She makes the homeless smile for free

She makes the homeless smile for free

A brief brush with homelessness was enough for Valencia Gunder to know it wasn’t the life for her. After struggling through the financial recession of the mid 2000s, in 2009 she hit bottom and wound up living from place to place for three weeks.

That bit of reality made a huge impression on Gunder. Now she helps homeless people in Miami and Atlanta, making sure they have food, clothing, hygiene products and a shave at least once a month.
“Grandma always made sure we had a solid foundation,” said Gunder, who grew up in Liberty City and lived in Tallahassee for a few years after graduating from Florida A&M University.

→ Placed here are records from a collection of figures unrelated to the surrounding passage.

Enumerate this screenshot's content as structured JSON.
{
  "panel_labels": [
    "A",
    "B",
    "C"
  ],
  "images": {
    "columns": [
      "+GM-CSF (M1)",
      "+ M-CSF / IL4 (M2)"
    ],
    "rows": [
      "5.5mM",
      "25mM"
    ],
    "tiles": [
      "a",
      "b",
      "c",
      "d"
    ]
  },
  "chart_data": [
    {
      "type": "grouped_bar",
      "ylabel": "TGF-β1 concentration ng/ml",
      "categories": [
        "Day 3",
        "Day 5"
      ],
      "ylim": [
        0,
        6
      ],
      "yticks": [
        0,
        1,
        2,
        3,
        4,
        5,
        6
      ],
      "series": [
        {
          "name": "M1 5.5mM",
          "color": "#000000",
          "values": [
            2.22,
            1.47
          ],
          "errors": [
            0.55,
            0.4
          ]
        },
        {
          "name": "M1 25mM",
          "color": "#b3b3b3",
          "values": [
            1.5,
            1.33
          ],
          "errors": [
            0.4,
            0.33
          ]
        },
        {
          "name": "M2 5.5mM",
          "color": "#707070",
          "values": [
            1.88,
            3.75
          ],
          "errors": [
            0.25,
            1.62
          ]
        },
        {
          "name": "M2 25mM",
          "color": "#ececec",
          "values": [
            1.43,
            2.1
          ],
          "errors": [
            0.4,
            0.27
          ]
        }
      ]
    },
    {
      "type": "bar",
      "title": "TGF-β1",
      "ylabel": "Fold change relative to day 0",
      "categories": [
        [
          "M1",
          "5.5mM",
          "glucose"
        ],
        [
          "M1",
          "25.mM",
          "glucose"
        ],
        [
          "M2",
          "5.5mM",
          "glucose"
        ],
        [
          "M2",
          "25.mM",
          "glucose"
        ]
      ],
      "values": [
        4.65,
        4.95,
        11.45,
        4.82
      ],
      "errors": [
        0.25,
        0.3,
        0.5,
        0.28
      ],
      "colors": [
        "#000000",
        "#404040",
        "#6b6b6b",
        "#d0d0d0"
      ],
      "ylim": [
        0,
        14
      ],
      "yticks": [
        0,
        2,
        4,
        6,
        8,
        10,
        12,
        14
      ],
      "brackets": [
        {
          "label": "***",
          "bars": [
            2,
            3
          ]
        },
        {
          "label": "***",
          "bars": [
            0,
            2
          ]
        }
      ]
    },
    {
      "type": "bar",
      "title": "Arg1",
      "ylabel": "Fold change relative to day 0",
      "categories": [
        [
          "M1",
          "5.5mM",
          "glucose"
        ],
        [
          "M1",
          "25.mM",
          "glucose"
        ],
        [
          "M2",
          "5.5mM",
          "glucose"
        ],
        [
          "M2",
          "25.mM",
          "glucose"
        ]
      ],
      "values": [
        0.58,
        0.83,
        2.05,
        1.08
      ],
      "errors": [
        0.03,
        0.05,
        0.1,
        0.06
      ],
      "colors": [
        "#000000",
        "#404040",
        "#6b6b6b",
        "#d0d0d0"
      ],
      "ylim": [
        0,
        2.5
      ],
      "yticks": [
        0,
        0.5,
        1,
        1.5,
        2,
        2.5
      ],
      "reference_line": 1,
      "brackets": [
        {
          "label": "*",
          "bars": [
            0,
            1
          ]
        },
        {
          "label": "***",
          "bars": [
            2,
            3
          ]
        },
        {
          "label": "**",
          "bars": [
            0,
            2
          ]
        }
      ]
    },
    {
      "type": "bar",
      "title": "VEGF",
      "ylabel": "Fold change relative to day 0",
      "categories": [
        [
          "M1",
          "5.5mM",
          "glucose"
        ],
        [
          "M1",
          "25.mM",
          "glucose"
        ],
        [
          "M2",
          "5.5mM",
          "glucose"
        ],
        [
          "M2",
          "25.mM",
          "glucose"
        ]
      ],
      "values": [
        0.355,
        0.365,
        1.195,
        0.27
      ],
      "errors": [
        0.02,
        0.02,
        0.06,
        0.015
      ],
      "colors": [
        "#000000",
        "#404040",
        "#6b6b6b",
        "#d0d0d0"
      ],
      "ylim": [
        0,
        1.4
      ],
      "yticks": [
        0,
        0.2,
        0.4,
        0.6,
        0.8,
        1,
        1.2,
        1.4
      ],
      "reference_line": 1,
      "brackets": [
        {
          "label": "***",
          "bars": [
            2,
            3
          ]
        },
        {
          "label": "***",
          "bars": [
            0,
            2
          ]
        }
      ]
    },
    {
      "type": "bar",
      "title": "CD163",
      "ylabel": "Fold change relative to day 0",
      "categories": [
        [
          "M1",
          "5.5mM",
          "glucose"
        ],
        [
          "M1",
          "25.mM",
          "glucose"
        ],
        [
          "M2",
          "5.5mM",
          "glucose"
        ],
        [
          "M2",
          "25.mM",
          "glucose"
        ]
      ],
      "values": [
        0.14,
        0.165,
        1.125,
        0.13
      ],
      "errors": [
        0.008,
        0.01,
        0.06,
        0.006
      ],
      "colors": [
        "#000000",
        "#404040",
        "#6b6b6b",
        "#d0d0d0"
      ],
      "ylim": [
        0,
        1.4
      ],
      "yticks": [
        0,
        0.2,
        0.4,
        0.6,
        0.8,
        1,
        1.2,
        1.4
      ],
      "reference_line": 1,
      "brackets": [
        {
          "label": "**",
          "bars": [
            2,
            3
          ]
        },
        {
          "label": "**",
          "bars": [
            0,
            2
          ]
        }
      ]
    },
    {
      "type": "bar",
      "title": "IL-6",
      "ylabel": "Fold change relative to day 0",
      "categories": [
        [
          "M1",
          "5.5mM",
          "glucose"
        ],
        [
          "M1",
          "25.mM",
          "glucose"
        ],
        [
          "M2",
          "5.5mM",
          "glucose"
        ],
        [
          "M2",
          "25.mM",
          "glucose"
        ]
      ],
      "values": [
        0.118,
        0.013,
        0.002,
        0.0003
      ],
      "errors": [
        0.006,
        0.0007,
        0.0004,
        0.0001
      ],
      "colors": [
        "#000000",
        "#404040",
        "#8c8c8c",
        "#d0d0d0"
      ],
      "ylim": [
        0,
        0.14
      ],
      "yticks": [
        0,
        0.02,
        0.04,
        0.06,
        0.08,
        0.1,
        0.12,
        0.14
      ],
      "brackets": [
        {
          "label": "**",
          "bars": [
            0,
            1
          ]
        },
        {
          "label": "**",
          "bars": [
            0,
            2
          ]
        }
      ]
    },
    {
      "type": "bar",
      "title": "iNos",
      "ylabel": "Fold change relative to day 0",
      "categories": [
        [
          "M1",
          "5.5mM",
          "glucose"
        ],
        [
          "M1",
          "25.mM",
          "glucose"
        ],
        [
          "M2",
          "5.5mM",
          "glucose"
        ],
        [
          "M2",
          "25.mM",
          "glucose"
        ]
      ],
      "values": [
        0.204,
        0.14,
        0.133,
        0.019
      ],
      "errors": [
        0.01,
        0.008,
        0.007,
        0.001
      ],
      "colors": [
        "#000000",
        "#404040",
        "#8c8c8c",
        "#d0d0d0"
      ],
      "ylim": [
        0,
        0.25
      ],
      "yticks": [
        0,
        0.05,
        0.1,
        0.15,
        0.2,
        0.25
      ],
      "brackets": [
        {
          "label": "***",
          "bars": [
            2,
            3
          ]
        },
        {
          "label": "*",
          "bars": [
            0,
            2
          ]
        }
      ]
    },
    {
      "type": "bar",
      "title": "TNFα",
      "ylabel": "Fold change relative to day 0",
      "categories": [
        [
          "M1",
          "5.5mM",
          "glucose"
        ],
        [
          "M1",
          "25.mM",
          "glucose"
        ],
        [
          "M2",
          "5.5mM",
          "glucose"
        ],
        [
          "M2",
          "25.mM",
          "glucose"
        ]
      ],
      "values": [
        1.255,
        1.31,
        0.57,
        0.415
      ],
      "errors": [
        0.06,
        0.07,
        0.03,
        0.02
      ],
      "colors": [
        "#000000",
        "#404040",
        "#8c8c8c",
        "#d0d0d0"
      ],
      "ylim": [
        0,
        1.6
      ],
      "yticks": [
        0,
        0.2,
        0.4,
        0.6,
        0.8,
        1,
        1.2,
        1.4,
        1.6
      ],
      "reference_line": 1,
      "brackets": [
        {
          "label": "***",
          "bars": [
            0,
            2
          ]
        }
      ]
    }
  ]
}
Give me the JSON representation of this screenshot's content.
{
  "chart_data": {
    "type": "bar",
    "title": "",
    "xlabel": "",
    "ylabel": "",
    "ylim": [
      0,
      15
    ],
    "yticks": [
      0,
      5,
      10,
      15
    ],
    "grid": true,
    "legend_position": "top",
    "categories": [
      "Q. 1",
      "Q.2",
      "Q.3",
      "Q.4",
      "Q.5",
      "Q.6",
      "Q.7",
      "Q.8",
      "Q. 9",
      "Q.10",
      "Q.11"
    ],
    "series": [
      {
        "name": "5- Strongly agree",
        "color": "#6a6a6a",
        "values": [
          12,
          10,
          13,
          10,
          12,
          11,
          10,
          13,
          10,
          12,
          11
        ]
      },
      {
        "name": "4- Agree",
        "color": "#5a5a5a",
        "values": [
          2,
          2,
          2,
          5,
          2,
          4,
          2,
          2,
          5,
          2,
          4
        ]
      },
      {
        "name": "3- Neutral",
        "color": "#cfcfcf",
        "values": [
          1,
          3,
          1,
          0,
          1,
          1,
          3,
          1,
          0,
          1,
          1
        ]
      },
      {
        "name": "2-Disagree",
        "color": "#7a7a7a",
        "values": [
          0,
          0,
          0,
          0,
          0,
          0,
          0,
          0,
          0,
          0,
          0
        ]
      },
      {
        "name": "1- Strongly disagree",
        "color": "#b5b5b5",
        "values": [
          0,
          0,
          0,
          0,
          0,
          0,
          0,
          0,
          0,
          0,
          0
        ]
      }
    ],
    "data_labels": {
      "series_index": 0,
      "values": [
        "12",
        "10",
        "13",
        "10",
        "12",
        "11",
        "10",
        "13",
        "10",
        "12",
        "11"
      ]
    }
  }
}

“I wasn’t accustomed to living like that, moving from place to place. I told myself I would help people when I got on my feet.”

Gunder is the founder of Make the Homeless Smile, a nonprofit group that is making a statement in Miami. Since 2014, she has served an average of 225 people per feeding in two cities. That equates to about 15,000 meals, she said. At least once a month, every third Sunday, she and her family and friends go to a familiar corner where Overtown intersects with downtown Miami.

Gunder, a community organizer with the activist group New Florida Majority, got the idea one day while watching a video on Facebook of guys who would jump out of cars and help a homeless person. That was three years ago. She put the idea out to followers on social media, and headed to a spot near Camillus House. “I went out with a few sandwiches, water and fruit. About 25 volunteers showed up and we served 75 people,” she said. “I was only going to do it one time. After that, everyone said we want to do it again.”

Three years later, Gunder hasn’t missed a session. Her family and friends also help. “At first it was a few of my cousins and siblings,” she said. “My aunts thought I was crazy for doing it. But after a while one of them started assisting by buying things, or giving clothes and telling people about me. “
Her father also helped by buying tables and coolers, and also by providing the funds for the 501c3 nonprofit designation. Two years ago, FAMU classmates in Atlanta who were aware of Gunder’s work, encouraged her to expand there, which she did.

Now, her extended family of uncles and cousins all pitch in. Make the Homeless Smile offers hair cuts, grooming and personal hygiene products as well as food and beverages. Gunder said friends and family help with some expenses and she gets in-kind help from organizations such as the Eastern Stars and Masons. But she still bears a lot of the expenses. She said the feedings cost about $400 to $500 each. Once a month, at 10 a.m., the group comes to Northeast First Street and Sixth Avenue in Miami. They often are greeted by a line of men and women who know the rules. No shoving, no cutting the line. Service is provided first come, first served. And everyone must smile.

“They know our rules. They have to pay for the food with a smile,” Gunder said. “We’re making sure they’re gonna have a good day. Sometimes we have speakers out there. They get to dance and socialize. You may come sad but you’re going to leave happy.”